Multilizer 2009 Pro for Documents: Pros, Cons, and Alternatives
How to Use Multilizer 2009 Pro for Documents — Step‑by‑Step Workflow
1. Prepare files and terminology
- Gather source documents (supported formats: Word, Excel, XML, HTML, resource files).
- Create/import a glossary/termbase (CSV or supported glossary format) to keep consistent terminology.
- Back up originals and place working copies in a project folder.
2. Create a new project
- Open Multilizer 2009 Pro.
- File → New Project → choose Documents template.
- Set Project name, source language, and one or more target languages.
- Add files: Add → select your source documents. Multilizer will detect file types and extract translatable strings.
3. Configure project settings
- Set file filters (if needed) to control which parts of files are extracted.
- Choose encoding and preserve formatting options (keep styles, tags, placeholders).
- Configure translation memory ™: create or attach an existing TM database if you want to reuse translations.

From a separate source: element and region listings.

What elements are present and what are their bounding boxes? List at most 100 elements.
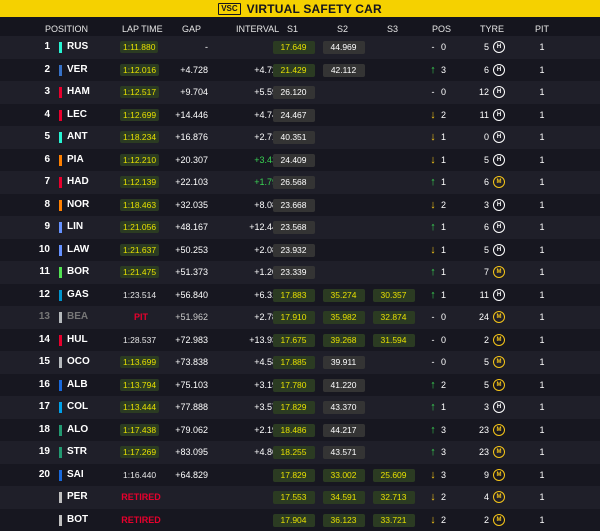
medium-tyre-icon: M <box>493 468 505 481</box>
sector-s1: 17.553 <box>272 491 315 504</box>
table-row[interactable]: 8 NOR 1:18.463 +32.035 +8.085 23.668 ↓ 2 3 H 1 <box>0 193 600 217</box>
header-s2[interactable]: S2 <box>337 24 348 34</box>
driver-code[interactable]: HAD <box>67 171 89 194</box>
gap-value: +72.983 <box>175 334 208 345</box>
position-change: 0 <box>441 334 447 345</box>
sector-s2-cell: 34.591 <box>320 486 367 509</box>
gap-value: +16.876 <box>175 132 208 142</box>
header-tyre[interactable]: TYRE <box>480 24 504 34</box>
header-pit[interactable]: PIT <box>535 24 549 34</box>
driver-code[interactable]: OCO <box>67 351 90 374</box>
table-row[interactable]: 19 STR 1:17.269 +83.095 +4.866 18.255 43.571 ↑ 3… <box>0 441 600 464</box>
driver-code[interactable]: LIN <box>67 216 83 239</box>
table-row[interactable]: 13 BEA PIT +51.962 +2.784 17.910 35.982 32.874-… <box>0 306 600 329</box>
gap-value: +14.446 <box>175 109 208 120</box>
hard-tyre-icon: H <box>493 86 505 98</box>
driver-code[interactable]: ANT <box>67 126 88 149</box>
table-row[interactable]: 12 GAS 1:23.514 +56.840 +6.316 17.883 35.274 30… <box>0 283 600 307</box>
table-row[interactable]: 7 HAD 1:12.139 +22.103 +1.796 26.568 ↑ 1 6 M 1 <box>0 171 600 194</box>
driver-code[interactable]: VER <box>67 59 88 82</box>
lap-time: 1:21.056 <box>120 221 160 233</box>
driver-code[interactable]: COL <box>67 396 88 419</box>
pit-count: 1 <box>539 267 545 277</box>
table-row[interactable]: 11 BOR 1:21.475 +51.373 +1.203 23.339 ↑ 1 7 M 1 <box>0 261 600 284</box>
gap-value: +75.103 <box>175 379 208 390</box>
table-row[interactable]: 1RUS1:11.880--17.64944.969-05H1 <box>0 36 600 59</box>
pit-count: 1 <box>539 109 545 120</box>
table-row[interactable]: 6 PIA 1:12.210 +20.307 +3.431 24.409 ↓ 1 5 H 1 <box>0 148 600 172</box>
lap-time-cell: 1:12.016 <box>120 59 160 82</box>
lap-time-cell: RETIRED <box>120 486 162 509</box>
pit-count: 1 <box>539 177 545 187</box>
sector-s1: 21.429 <box>272 63 315 77</box>
driver-code[interactable]: BEA <box>67 306 88 329</box>
row-position: 20 <box>38 468 50 480</box>
driver-code[interactable]: HUL <box>67 329 88 352</box>
sector-s3-cell: 31.594 <box>370 329 417 352</box>
sector-s3-cell <box>370 419 417 442</box>
header-s1[interactable]: S1 <box>287 24 298 34</box>
team-color-bar <box>59 357 62 368</box>
team-color-bar <box>59 492 62 503</box>
driver-code[interactable]: BOR <box>67 261 89 284</box>
pit-count: 1 <box>539 87 545 97</box>
driver-code[interactable]: HAM <box>67 81 90 104</box>
lap-time-cell: 1:13.794 <box>120 374 160 397</box>
table-row[interactable]: 2 VER 1:12.016 +4.728 +4.728 21.429 42.112 ↑ 3 6 H… <box>0 58 600 82</box>
driver-code[interactable]: PER <box>67 486 88 509</box>
lap-time: 1:18.234 <box>120 131 160 143</box>
header-interval[interactable]: INTERVAL <box>236 24 279 34</box>
driver-code[interactable]: LAW <box>67 239 89 262</box>
table-row[interactable]: 15 OCO 1:13.699 +73.838 +4.585 17.885 39.911-0… <box>0 351 600 374</box>
driver-code[interactable]: ALO <box>67 419 88 442</box>
header-s3[interactable]: S3 <box>387 24 398 34</box>
sector-s1-cell: 17.829 <box>270 464 317 487</box>
arrow-up-icon: ↑ <box>430 288 436 301</box>
lap-time: 1:12.210 <box>120 153 160 166</box>
sector-s2-cell: 44.969 <box>320 36 367 59</box>
lap-time: 1:28.537 <box>123 334 157 345</box>
table-row[interactable]: BOT RETIRED 17.904 36.123 33.721 ↓ 2 2 M 1 <box>0 508 600 531</box>
position-change: 1 <box>441 154 447 165</box>
position-change: 1 <box>441 244 447 255</box>
sector-s2-cell: 36.123 <box>320 509 367 531</box>
driver-code[interactable]: ALB <box>67 374 88 397</box>
sector-s2-cell <box>320 149 367 172</box>
table-row[interactable]: PER RETIRED 17.553 34.591 32.713 ↓ 2 4 M 1 <box>0 486 600 509</box>
sector-s1: 23.932 <box>272 243 315 257</box>
lap-time-cell: 1:23.514 <box>120 284 160 307</box>
hard-tyre-icon: H <box>493 243 505 256</box>
driver-code[interactable]: NOR <box>67 194 89 217</box>
header-position[interactable]: POSITION <box>45 24 88 34</box>
table-row[interactable]: 10 LAW 1:21.637 +50.253 +2.086 23.932 ↓ 1 5 H 1 <box>0 238 600 262</box>
sector-s1-cell: 17.904 <box>270 509 317 531</box>
sector-s1: 26.568 <box>272 176 315 189</box>
header-pos[interactable]: POS <box>432 24 451 34</box>
tyre-laps: 3 <box>483 402 489 412</box>
arrow-up-icon: ↑ <box>430 378 436 391</box>
sector-s2-cell: 39.268 <box>320 329 367 352</box>
table-row[interactable]: 4 LEC 1:12.699 +14.446 +4.742 24.467 ↓ 2 11 H 1 <box>0 103 600 127</box>
lap-time: 1:21.637 <box>120 243 160 256</box>
driver-code[interactable]: GAS <box>67 284 89 307</box>
driver-code[interactable]: SAI <box>67 464 84 487</box>
driver-code[interactable]: PIA <box>67 149 84 172</box>
table-row[interactable]: 18 ALO 1:17.438 +79.062 +2.192 18.486 44.217 ↑ 3… <box>0 418 600 442</box>
table-row[interactable]: 20 SAI 1:16.440 +64.829 17.829 33.002 25.609 ↓ 3… <box>0 463 600 487</box>
lap-time-cell: 1:28.537 <box>120 329 160 352</box>
table-row[interactable]: 5 ANT 1:18.234 +16.876 +2.715 40.351 ↓ 1 0 H 1 <box>0 126 600 149</box>
table-row[interactable]: 17 COL 1:13.444 +77.888 +3.577 17.829 43.370 ↑ 1… <box>0 396 600 419</box>
table-row[interactable]: 16 ALB 1:13.794 +75.103 +3.191 17.780 41.220 ↑ 2… <box>0 373 600 397</box>
header-gap[interactable]: GAP <box>182 24 201 34</box>
header-lap-time[interactable]: LAP TIME <box>122 24 163 34</box>
driver-code[interactable]: STR <box>67 441 87 464</box>
driver-code[interactable]: RUS <box>67 36 88 59</box>
table-row[interactable]: 14 HUL 1:28.537 +72.983 +13.933 17.675 39.268 3… <box>0 328 600 352</box>
dash-icon: - <box>431 312 435 322</box>
lap-time: 1:11.880 <box>120 41 159 53</box>
driver-code[interactable]: LEC <box>67 104 87 127</box>
table-row[interactable]: 3 HAM 1:12.517 +9.704 +5.596 26.120-0 12 H 1 <box>0 81 600 104</box>
table-row[interactable]: 9 LIN 1:21.056 +48.167 +12.443 23.568 ↑ 1 6 H 1 <box>0 216 600 239</box>
driver-code[interactable]: BOT <box>67 509 88 531</box>
banner-title: VIRTUAL SAFETY CAR <box>246 1 382 16</box>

- Set machine translation (optional) — enable/pretranslate with an MT engine if available.
4. Pre-translation and segmentation
- Run Pre-translate to fill segments from TM, glossary, or MT.
- Review fuzzy matches flagged by the tool.
- Adjust segmentation rules if segment boundaries are incorrect.
5. Translate and edit
- Open the Translation Editor (grid view).
- Translate each segment or accept suggested matches.
- Use termbase/Glossary panel to apply approved terms.
- Use QA checks inline (missing tags, length checks, inconsistent numbers).
- Save frequently—translations are stored in the project (.mpr) and TM.
6. Review and quality assurance
- Run the built‑in Quality Assurance: check tags, numbers, untranslated segments, and consistency.
- Fix issues found by QA.
- Optionally export to an external reviewer (XLIFF or bilingual document) and reimport corrections.